Gary Childress wrote:If the pain is in your brain, then it would be more akin to a "headache" and not a "toeache", wouldn't it?
No, of course not.
The phenomenal experience of pain is a brain state, but the brain state is a report of where you're injured. That's the whole reason it evolved--it gives you a report of injuries in progress and injuries that have occurred but that are still healing throughout your body. That doesn't imply that the phenomenal pain experience is located in the injured area. It's clearly located--we know this from empirical evidence, too--in one's brain.
The way you are tracking your mind in the "physical" world is entirely through inference from a third person perspective . . . Why is it infered to be in the brain but not experienced to be in the brain?
But the pain
experience, or
phenomenal pain IS experienced to be in my brain, by me at least. Again, you're conflating the report of injury with what is reporting the injury. They do not experientially seem to be the same thing to me. If I drop something on my foot, experientially, it's the case that "Ow that hurts" is in my head, but what got hurt is not. And having to explain this seems, to me, to be like having to explain something to a five-year-old . . . who is maybe kind of slow.
Because your "mind" is not "physical" in nature.
Of course it is, and that's exacerbated by the fact that the very idea of a nonphysical existent is
incoherent.
It cannot be located in space/time and cannot be perceived by anyone but you.
On your view your mind is perceived by you? What the fnck?
In fact when it comes down to it most of the world is not "physical".
Hahahaha
Atoms consist of far more "empty space" than anything else.
They don't "consist of" empty space. "Empty space" isn't some sort of container existent in the first place, anyway. It's just that there's a lot of space--that is, relational distance, between the matter that functions in conjunction as an atom.
"Physical" is ultimately an illusion.
I can see now why you'd be prone to not feeling that religious views are completely absurd.
A "brain" is an illusion.
Great, so it's turning out that you're probably a sock account for that Dontaskme moron.
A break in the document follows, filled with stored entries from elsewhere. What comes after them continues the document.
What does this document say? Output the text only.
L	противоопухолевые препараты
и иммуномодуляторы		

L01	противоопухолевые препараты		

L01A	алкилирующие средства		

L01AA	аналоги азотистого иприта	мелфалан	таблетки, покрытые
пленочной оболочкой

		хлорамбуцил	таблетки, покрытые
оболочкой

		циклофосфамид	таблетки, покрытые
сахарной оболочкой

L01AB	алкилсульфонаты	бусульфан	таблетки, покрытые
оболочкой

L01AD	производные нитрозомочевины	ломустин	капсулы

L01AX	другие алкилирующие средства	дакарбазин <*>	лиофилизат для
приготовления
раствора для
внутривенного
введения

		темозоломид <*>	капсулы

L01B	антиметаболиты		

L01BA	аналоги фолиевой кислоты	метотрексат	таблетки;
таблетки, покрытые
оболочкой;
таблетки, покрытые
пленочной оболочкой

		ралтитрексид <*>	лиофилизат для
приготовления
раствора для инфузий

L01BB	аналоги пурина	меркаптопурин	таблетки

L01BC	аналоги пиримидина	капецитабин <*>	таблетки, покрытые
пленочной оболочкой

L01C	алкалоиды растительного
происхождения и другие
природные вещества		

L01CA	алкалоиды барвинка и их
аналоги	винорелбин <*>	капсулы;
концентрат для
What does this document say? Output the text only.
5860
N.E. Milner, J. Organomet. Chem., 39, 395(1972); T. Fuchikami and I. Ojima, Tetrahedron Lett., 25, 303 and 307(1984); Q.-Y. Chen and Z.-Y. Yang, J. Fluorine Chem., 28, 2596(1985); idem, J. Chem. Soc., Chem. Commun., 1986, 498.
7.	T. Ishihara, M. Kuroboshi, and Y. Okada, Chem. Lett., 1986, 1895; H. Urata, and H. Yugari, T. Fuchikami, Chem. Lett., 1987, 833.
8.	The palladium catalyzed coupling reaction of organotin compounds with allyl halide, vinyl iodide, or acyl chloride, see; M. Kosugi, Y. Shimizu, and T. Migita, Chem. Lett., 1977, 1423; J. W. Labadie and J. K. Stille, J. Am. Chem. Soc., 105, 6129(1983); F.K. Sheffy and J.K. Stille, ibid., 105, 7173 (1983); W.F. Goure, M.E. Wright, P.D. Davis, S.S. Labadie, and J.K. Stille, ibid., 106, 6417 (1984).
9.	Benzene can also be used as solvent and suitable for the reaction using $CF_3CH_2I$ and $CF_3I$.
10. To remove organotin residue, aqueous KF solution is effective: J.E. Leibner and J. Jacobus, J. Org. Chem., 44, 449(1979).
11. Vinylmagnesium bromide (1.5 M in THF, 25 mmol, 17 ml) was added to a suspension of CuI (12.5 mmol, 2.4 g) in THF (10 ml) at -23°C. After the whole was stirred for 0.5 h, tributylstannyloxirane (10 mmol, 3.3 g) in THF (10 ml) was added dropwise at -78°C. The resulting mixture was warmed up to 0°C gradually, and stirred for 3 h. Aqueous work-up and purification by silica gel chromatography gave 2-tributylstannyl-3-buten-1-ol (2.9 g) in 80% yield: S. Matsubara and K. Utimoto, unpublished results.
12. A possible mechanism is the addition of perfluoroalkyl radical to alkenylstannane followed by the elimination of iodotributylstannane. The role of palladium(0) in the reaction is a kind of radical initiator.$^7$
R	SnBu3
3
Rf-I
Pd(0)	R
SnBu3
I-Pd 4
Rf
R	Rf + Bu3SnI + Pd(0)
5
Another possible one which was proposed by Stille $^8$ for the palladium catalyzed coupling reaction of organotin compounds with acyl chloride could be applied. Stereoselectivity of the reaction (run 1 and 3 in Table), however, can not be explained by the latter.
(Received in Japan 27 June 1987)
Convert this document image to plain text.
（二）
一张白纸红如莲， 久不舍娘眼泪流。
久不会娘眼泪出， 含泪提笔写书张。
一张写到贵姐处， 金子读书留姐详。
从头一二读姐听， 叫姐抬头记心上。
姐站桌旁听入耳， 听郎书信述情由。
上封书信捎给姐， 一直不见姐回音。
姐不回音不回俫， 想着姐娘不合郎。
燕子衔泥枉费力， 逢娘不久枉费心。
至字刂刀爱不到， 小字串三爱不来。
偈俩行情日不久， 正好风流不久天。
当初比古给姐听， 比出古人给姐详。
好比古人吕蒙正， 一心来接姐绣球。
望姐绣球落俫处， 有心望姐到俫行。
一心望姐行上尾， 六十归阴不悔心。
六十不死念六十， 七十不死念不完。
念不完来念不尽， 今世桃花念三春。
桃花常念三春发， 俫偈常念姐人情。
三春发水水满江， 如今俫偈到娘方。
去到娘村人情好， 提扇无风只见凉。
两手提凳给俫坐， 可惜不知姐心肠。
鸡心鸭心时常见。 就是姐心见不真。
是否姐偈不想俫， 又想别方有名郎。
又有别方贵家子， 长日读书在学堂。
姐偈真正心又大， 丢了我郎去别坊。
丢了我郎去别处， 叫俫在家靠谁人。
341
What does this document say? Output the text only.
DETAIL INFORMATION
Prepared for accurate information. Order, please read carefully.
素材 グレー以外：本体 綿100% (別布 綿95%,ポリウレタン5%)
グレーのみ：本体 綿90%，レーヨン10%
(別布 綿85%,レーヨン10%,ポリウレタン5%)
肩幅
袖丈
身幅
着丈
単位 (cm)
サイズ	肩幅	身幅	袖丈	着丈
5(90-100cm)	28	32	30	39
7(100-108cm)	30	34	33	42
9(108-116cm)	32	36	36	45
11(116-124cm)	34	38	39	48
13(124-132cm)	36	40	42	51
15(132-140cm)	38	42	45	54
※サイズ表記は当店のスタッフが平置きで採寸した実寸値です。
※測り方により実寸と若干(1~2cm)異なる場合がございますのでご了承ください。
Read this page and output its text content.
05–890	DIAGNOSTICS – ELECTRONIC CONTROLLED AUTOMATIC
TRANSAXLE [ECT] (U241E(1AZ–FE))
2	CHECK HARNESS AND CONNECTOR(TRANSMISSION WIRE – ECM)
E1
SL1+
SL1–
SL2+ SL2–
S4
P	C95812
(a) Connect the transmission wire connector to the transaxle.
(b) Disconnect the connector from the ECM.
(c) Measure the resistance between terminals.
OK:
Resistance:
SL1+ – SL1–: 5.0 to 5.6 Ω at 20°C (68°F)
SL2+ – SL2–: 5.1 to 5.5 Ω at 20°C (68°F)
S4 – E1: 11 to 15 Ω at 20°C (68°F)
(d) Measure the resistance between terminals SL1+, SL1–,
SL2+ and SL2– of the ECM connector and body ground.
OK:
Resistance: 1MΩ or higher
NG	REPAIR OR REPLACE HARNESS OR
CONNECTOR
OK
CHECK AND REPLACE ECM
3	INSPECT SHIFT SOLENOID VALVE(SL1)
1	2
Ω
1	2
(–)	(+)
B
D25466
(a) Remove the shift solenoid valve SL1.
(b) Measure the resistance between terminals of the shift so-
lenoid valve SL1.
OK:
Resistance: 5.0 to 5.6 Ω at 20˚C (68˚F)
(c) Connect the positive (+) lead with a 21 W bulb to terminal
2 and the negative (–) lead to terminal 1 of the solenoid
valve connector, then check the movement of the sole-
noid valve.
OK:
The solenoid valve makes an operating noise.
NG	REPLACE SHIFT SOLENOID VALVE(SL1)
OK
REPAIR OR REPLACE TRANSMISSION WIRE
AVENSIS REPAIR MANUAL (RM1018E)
If someone transplanted your brain in another body, "you" would probably "inhabit" that other body, right?
Yes. You, in the sense of your consciousness, your conscious experience, etc. would be in another body (minus your brain of course, which would be the same).
Now suppose someone only transplanted part of your brain into that other body. Which part of the brain would need to be transplanted in order for "you" to inhabit that other body?
All of it. Mental phenomena obtain via neurons, synapses, etc. that are spread throughout the entire brain working in conjunction.
Why? Because "you" are not physical in nature
No. It's because it's a first-person phenomenon.
Alright, you're turning out to be one of those persons who ignores a lot of stuff that was already said, stuff that was asked, points that were brought up, etc., and who will keep expanding responses into more and more topics, so next time around, I'm probably going to the one-point-at-a-time format with you, which I'm just telling you so you know. You can type as much as you want, of course, but I'll only respond to one point at a time until it seems there's some possibility of you moving away from the telemarketer approach.